David Guetta
Nothing But The Beat
Astralwerks/Capitol
Since his name-making production on the Black Eyed Peas' "I Gotta Feeling," French house-music titan David Guetta has become a go-to guy for pop stars looking to navigate the increasingly techno-fied Top 40. Artists from 50 Cent to Rihanna have rung his studio bell. But Guetta always seemed hungry to be more than just a name on other people’s records: In the video for his current hit "Where Them Girls At," he DJs on an L.A. rooftop, turning pedestrians into party people – it's like an E’ed-up version of U2's "Where the Streets Have No Name."

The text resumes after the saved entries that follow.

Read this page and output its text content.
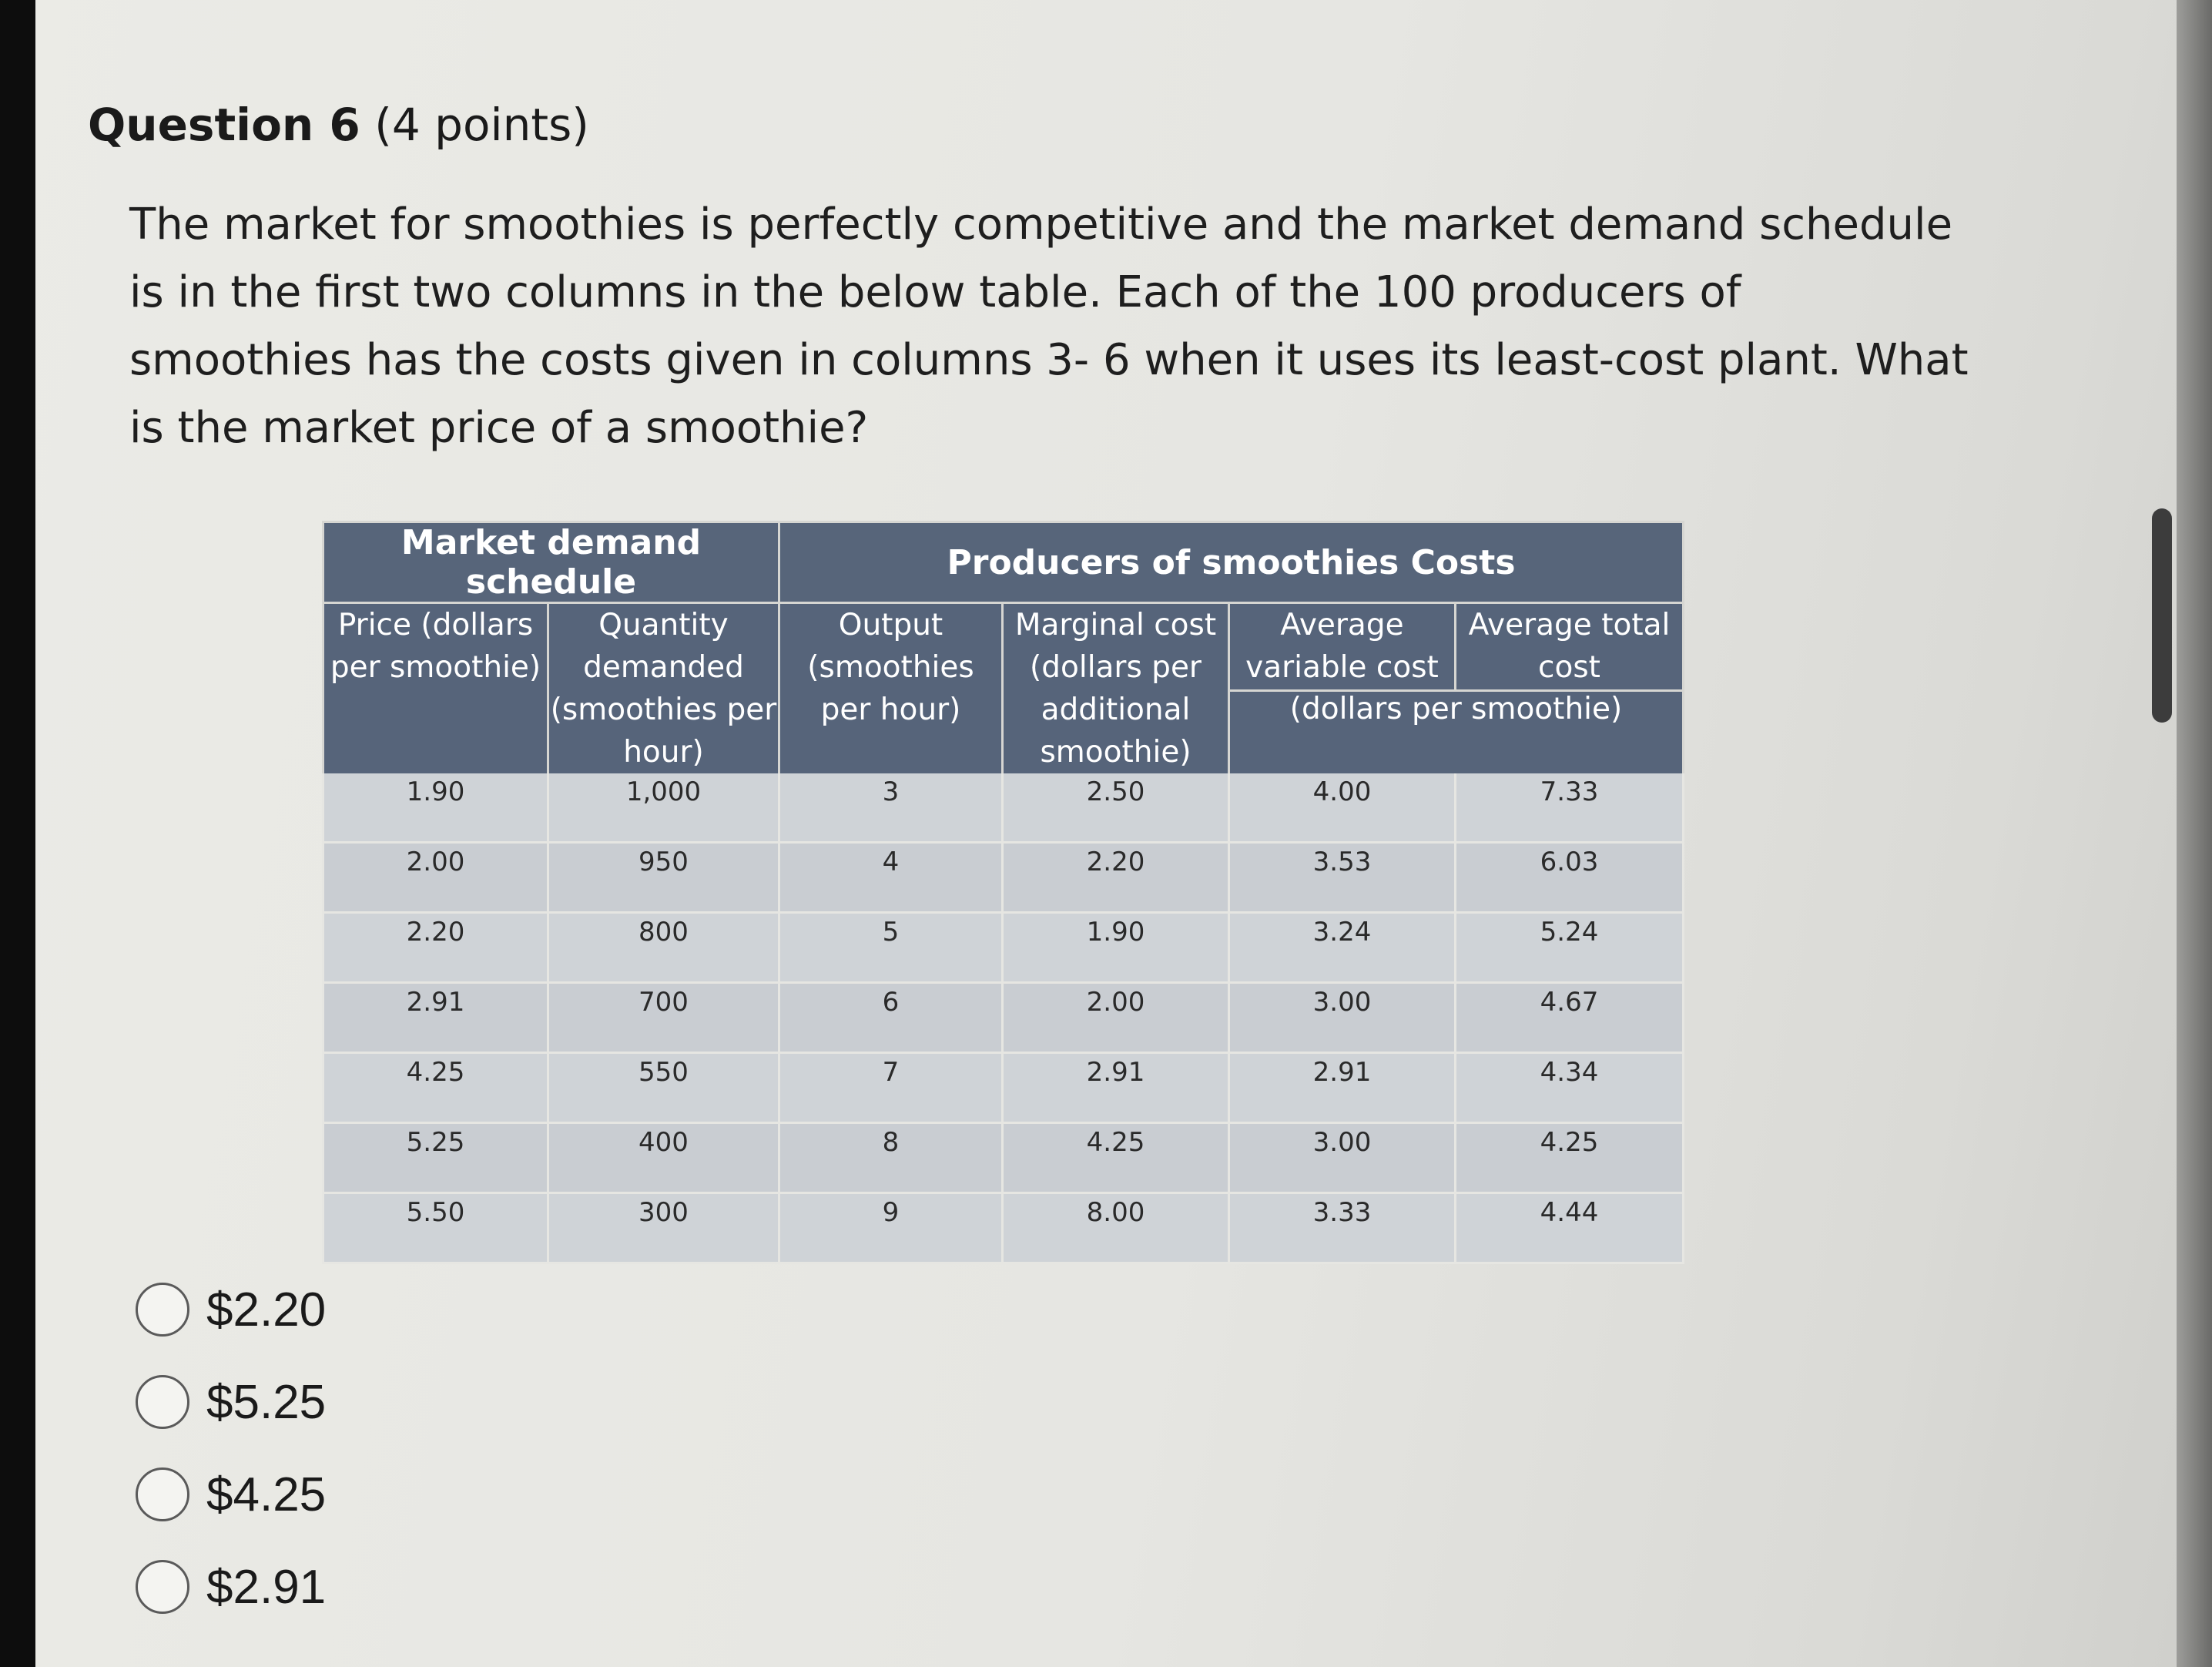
Question 6 (4 points)

The market for smoothies is perfectly competitive and the market demand schedule

is in the first two columns in the below table. Each of the 100 producers of

smoothies has the costs given in columns 3- 6 when it uses its least-cost plant. What

is the market price of a smoothie?

Market demand schedule		Producers of smoothies Costs			
Price (dollars per smoothie)	Quantity demanded (smoothies per hour)	Output (smoothies per hour)	Marginal cost (dollars per additional smoothie)	Average variable cost	Average total cost
				(dollars per smoothie)	
1.90	1,000	3	2.50	4.00	7.33
2.00	950	4	2.20	3.53	6.03
2.20	800	5	1.90	3.24	5.24
2.91	700	6	2.00	3.00	4.67
4.25	550	7	2.91	2.91	4.34
5.25	400	8	4.25	3.00	4.25
5.50	300	9	8.00	3.33	4.44
$2.20
$5.25
$4.25
$2.91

If Guetta’s fifth album doesn't convince you that he's the Bono of the four-on-the-floor beat, it does show how good he is at making Eurohouse's thumping trounce and jet-engine synth whoosh feel like natural elements in the hip-hop, R&B and even rock continuum. The best tracks here work a surefire formula: Rapper lubricates the throbbing verse, R&B star pretties up the sweeping ballad-big chorus. On "Little Bad Girl," Ludacris swaggers while Taio Cruz croons about a sexy club rat. Elsewhere, Usher gets lonely over Coldplay-style guitar ("Without U"), and Nicki Minaj demolishes the club ("All the girls in the back of me/This ain’t football, why the fuck they wanna tackle me," she raps on "Where Them Girls At"). The epic momentis "Nothing Really Matters," featuring Will.i.am; it's the album’s gushiest melody, turning an ode to partying your problems away into a call to escapist togetherness. Guetta and Will.i.am jell so well because they share a vision: dancefloor cheese as the glue of humanity.